You get more life lessons from struggle than you do if things are on the good side.

And that’s what you have to do: you have to build those relationships.

And now, the players might complain a lot.

But they’re still there. They’re still a part of the team. They still want to be with you. They still want to be around you. They like what you’re building. It may not be giving them wins yet. But what that does, if no one leaves and you’re losing and you’re getting skunked, that means you have something there.

It really does. Everybody wants to be a part of the winners. But if you a bunch of teams that are, and I’m using losers loosely, but if you have a team that’s full of losing and no one leaves, you got a good thing.

You’re building the foundation.

And once you get over that hump, things are going to be rolling.

People are going to be coming out. They want to be a part of this.

So it’s really the coaches that have to be motivated, not the kids.

Coaches, we kind of get down in the dumps and we get a little pissy and a little moody. And then we try to take that out on the kids.

At the end of the day, it’s a game. The kids feel safe with you, and they want to be with you. So appreciate that. Let them know that you appreciate them sticking with you.

And that good things are right around the corner.

You also have to look at your situation.

Why are you losing?

Is it close games, or maybe you called the wrong play? Maybe that’s something and you need to self reflect there.

Is it close games, and maybe your kids are confused and they do the wrong thing? Well, self reflect and say, do I have too much stuff in? Or is it on the flip side? You’re getting blown out because those guys are actually better than you. They have a better weight room. They have a better work ethic in the off season, things like that.

And you can use that as, “hey guys, we really didn’t work that hard in the weight room. There are guys taking corners and cutting corners and everything like that, that team across the way, they didn’t. They were in there day in and day out, lifting weights, getting better, doing what they’re supposed to do.”

There’s always a lesson in losing. You just have to find it. You have to self reflect, internalize it and then share it with the kids.

Q: Any resource on teaching quarterbacks to throw further and more accurately?

A: R4 and Darin Slack.

I’m just a linebacker so I go to books to help me out. Check out Darin Slack’s Cracking the Quarterback Code.

Q: What drills do you use to work receivers catching the ball? Any tools or drills you use?

A: I am a big fan of Settle Up and Noose and Pat ‘n Go.

But the reality is that you need to work on what you do in games.

If you’re not a big passing team, then don’t spend as much time working on this. If you do pass a lot, then you need to spend a lot of time working on all this.

Because when you’re in high school football, you’ve really only got two hours to do what you need to do.

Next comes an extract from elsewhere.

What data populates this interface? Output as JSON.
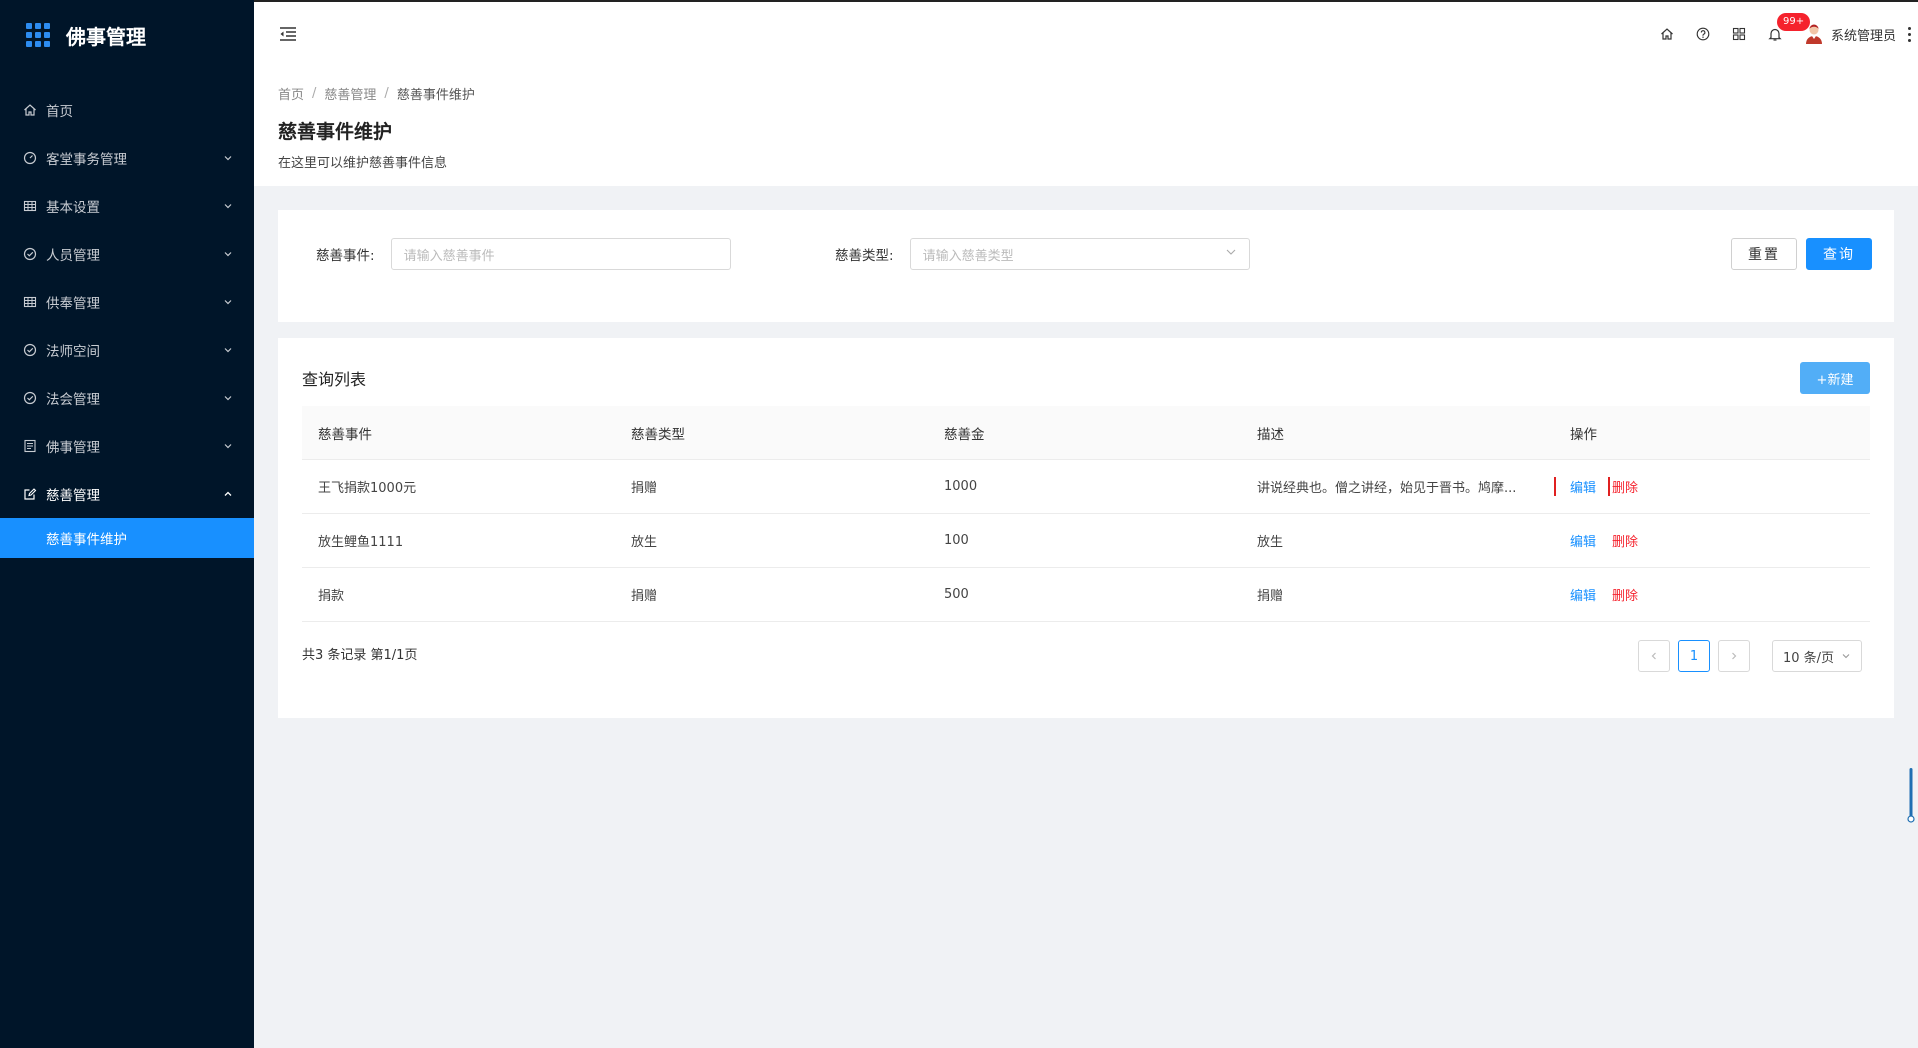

So, use the 80/20 rule and figure out what you need to work on.

And to be honest, there are no magic drills that are going to help you out.

I’ve said it before, but it’s really just all about reps.

What is the magical number of reps?

I think John Jenkins said, when he was at Houston, every wide receiver had to catch anywhere between 50 to 100 balls a day.

And if they didn’t, they were catching them after practice, before practice.

Are you going to go to that extreme? Because that’s all the way on one side of the extreme.

How are you going to be?

You get better at catching the more reps you get. It’s not a magical drill.

But if you’re looking for a drill, settle up and noose, pat and go, routes on air. I love routes on air because it actually goes through the progressions with your quarterback. Everybody’s getting a ball and they learn quickly.

And that’s a wrap on the Q & A. So, I hope you got some value from that and you are able to continue to Master the Spread, Score Points, and Have Fun!